Owning a production Postgres database is never boring.
The other day, I’m looking for trouble (as I am wont to do), and I notice this weird curve in the production database metrics:

So we’ve got these spikes in WALWrite: the number of processes waiting to write to the write-ahead log (or “WAL”). The write-ahead log is written serially, so sometimes there’s contention for the mutex that lets you write to it. A queue forms.
But why does WALWrite spike periodically, every 6 minutes? Is this some cron job run amok? (*/6 * * * *? But then they’d only be 4 minutes apart at the hour boundaries…) Does a customer do some API request that updates a ton of records? Do I need to worry about this getting worse?
So I zoom out to see when the WALWrite spikes started:

It started about 3 hours ago. Okay: what else started about 3 hours ago?
I scroll around looking at the database graphs. After about 15 minutes of highly scientific squinting and head-tilting, I’ve got two more graphs on my screen. The first is “Max transaction duration.” That is: the age of the oldest open transaction.

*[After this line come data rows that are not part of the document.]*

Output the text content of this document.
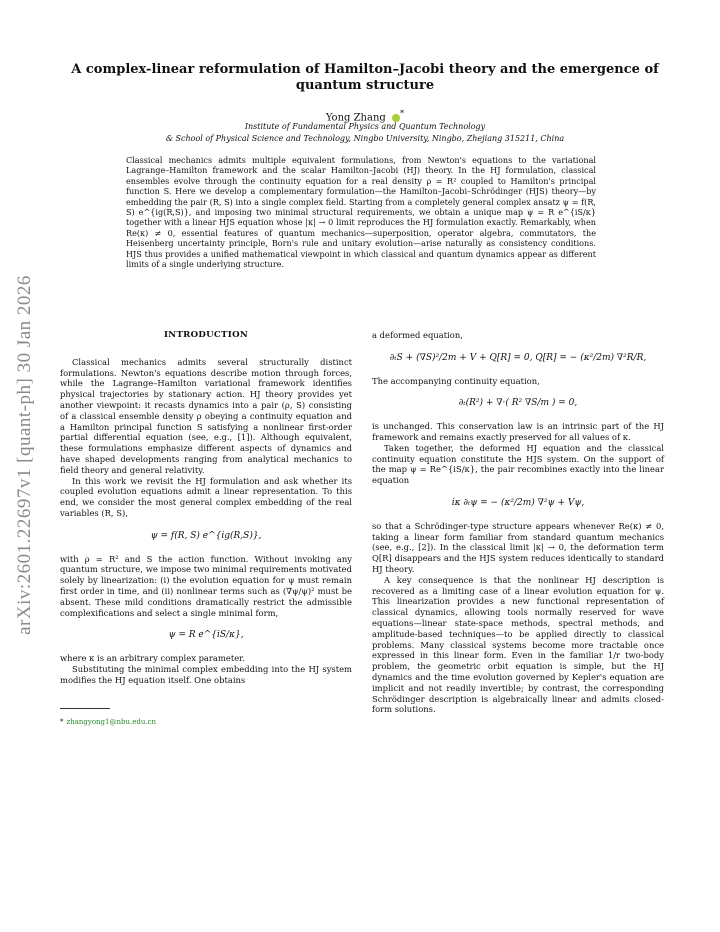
arXiv:2601.22697v1 [quant-ph] 30 Jan 2026
A complex-linear reformulation of Hamilton–Jacobi theory and the emergence of quantum structure
Yong Zhang *
Institute of Fundamental Physics and Quantum Technology
& School of Physical Science and Technology, Ningbo University, Ningbo, Zhejiang 315211, China
Classical mechanics admits multiple equivalent formulations, from Newton's equations to the variational Lagrange–Hamilton framework and the scalar Hamilton–Jacobi (HJ) theory. In the HJ formulation, classical ensembles evolve through the continuity equation for a real density ρ = R² coupled to Hamilton's principal function S. Here we develop a complementary formulation—the Hamilton–Jacobi–Schrödinger (HJS) theory—by embedding the pair (R, S) into a single complex field. Starting from a completely general complex ansatz ψ = f(R, S) e^{ig(R,S)}, and imposing two minimal structural requirements, we obtain a unique map ψ = R e^{iS/κ} together with a linear HJS equation whose |κ| → 0 limit reproduces the HJ formulation exactly. Remarkably, when Re(κ) ≠ 0, essential features of quantum mechanics—superposition, operator algebra, commutators, the Heisenberg uncertainty principle, Born's rule and unitary evolution—arise naturally as consistency conditions. HJS thus provides a unified mathematical viewpoint in which classical and quantum dynamics appear as different limits of a single underlying structure.
INTRODUCTION

Classical mechanics admits several structurally distinct formulations. Newton's equations describe motion through forces, while the Lagrange–Hamilton variational framework identifies physical trajectories by stationary action. HJ theory provides yet another viewpoint: it recasts dynamics into a pair (ρ, S) consisting of a classical ensemble density ρ obeying a continuity equation and a Hamilton principal function S satisfying a nonlinear first-order partial differential equation (see, e.g., [1]). Although equivalent, these formulations emphasize different aspects of dynamics and have shaped developments ranging from analytical mechanics to field theory and general relativity.

In this work we revisit the HJ formulation and ask whether its coupled evolution equations admit a linear representation. To this end, we consider the most general complex embedding of the real variables (R, S),

ψ = f(R, S) e^{ig(R,S)},

with ρ = R² and S the action function. Without invoking any quantum structure, we impose two minimal requirements motivated solely by linearization: (i) the evolution equation for ψ must remain first order in time, and (ii) nonlinear terms such as (∇ψ/ψ)² must be absent. These mild conditions dramatically restrict the admissible complexifications and select a single minimal form,

ψ = R e^{iS/κ},

where κ is an arbitrary complex parameter.

Substituting the minimal complex embedding into the HJ system modifies the HJ equation itself. One obtains

* zhangyong1@nbu.edu.cn

a deformed equation,

∂ₜS + (∇S)²/2m + V + Q[R] = 0, Q[R] = − (κ²/2m) ∇²R/R,

The accompanying continuity equation,

∂ₜ(R²) + ∇·( R² ∇S/m ) = 0,

is unchanged. This conservation law is an intrinsic part of the HJ framework and remains exactly preserved for all values of κ.

Taken together, the deformed HJ equation and the classical continuity equation constitute the HJS system. On the support of the map ψ = Re^{iS/κ}, the pair recombines exactly into the linear equation

iκ ∂ₜψ = − (κ²/2m) ∇²ψ + Vψ,

so that a Schrödinger-type structure appears whenever Re(κ) ≠ 0, taking a linear form familiar from standard quantum mechanics (see, e.g., [2]). In the classical limit |κ| → 0, the deformation term Q[R] disappears and the HJS system reduces identically to standard HJ theory.

A key consequence is that the nonlinear HJ description is recovered as a limiting case of a linear evolution equation for ψ. This linearization provides a new functional representation of classical dynamics, allowing tools normally reserved for wave equations—linear state-space methods, spectral methods, and amplitude-based techniques—to be applied directly to classical problems. Many classical systems become more tractable once expressed in this linear form. Even in the familiar 1/r two-body problem, the geometric orbit equation is simple, but the HJ dynamics and the time evolution governed by Kepler's equation are implicit and not readily invertible; by contrast, the corresponding Schrödinger description is algebraically linear and admits closed-form solutions.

This is definitely related. It shares that 6-minute period, and the sawtooth pattern also started 3 hours ago. Great.
After a bit of digging and a brief Slack conversation, I know the reason for this sawtooth pattern. There’s an ongoing backfill into BigQuery via Datastream. As far as I can tell, what a Datastream backfill does, is it starts a transaction and then uses a cursor to page through the rows of the table. Something like:
BEGIN;
DECLARE curs CURSOR FOR SELECT * FROM table OFFSET ?;
OPEN curs;
FETCH FORWARD ? FROM curs INTO ?;
FETCH FORWARD ? FROM curs INTO ?;
/* ~6 minutes later */
ROLLBACK;
After about 6 minutes the transaction closes and a new transaction begins, with a new offset. Repeat until table is backfilled.
The other new graph is “pages dirtied” by a particular query:

Now I don’t know what “pages dirtied” means. I look up “dirty page” on Urban Dictionary, but it’s a miss. So I resort to Googling around for a while. I eventually land on this Cybertec blog post (there’s always a Cybertec post. God bless ’em), which demystifies shared buffers for me.
When Postgres needs to write to a page, it:
- Writes the change to the WAL
- Writes the change to a buffer, marking the buffer as dirty in the process
Then a process called the background writer comes along at some point later and writes the dirty buffer to disk. Great! So that’s what “pages dirtied” means.
Except – and this is wild – the particular query whose “pages dirtied” rate is shown in the graph above is, SELECT * FROM foo WHERE id = ?. Yes you read that right: SELECT. Now I’m no SQL expert, but I thought SELECT (absent a FOR clause) was a read-only operation. Right? So what’s this about writing?
In fact, come to think of it, the sawtooth workload from before – the Datastream backfill – was also a read-only workload. So, good news and bad news. The good news is I’ve identified 2 workloads that correlate closely to the WALWrite spikes I’m trying to explain. The bad news is: they’re both read-only workloads.
At this point I need a walk, so I put on my hat and coat and I stomp through slush to the coffee shop. I feel flummoxed, and I try to think about literally anything else – Cyberpunk 2077… the French Revolution… what I’m gonna make for dinner. Anything but Postgres.
So, a few minutes minutes later, I’m waiting in line at a coffee shop, reading Postgres StackOverflow posts on my phone. And I find this one. Cybertec again! These guys are everywhere. What I learn from this post is revelatory: SELECT queries in Postgres are not read-only. True, a SELECT can’t modify rows. But it can sure as hell modify tuples!
A tuple is basically a version of a row. When you UPDATE (or DELETE) a row, Postgres doesn’t just update the data in place. It creates a new tuple with the new data and adds that tuple to the heap. It also adds entries to any relevant indexes.
There is no “row” in the heap. There are only tuples. A SELECT query doesn’t just “fetch” a row. It fetches some number of tuples, determines which tuple is visible to the present transaction, and uses that tuple’s data to construct a row.
In order to make that visibility determination, Postgres needs to know, for each tuple fetched, whether the transaction that wrote that tuple has ended. It can determine this by referring to the commit log (pg_clog), but that involves disk reads, so it’s not very fast. Wouldn’t it be great if somehow we could cache the result of that pg_clog lookup so that subsequent queries can skip it?
Enter hint bits. When a SELECT checks pg_clog and determines that the transaction that wrote a tuple is closed, it sets a bit on that tuple. A “hint bit.” This way, subsequent SELECTs that fetch the same tuple won’t have to consult pg_clog.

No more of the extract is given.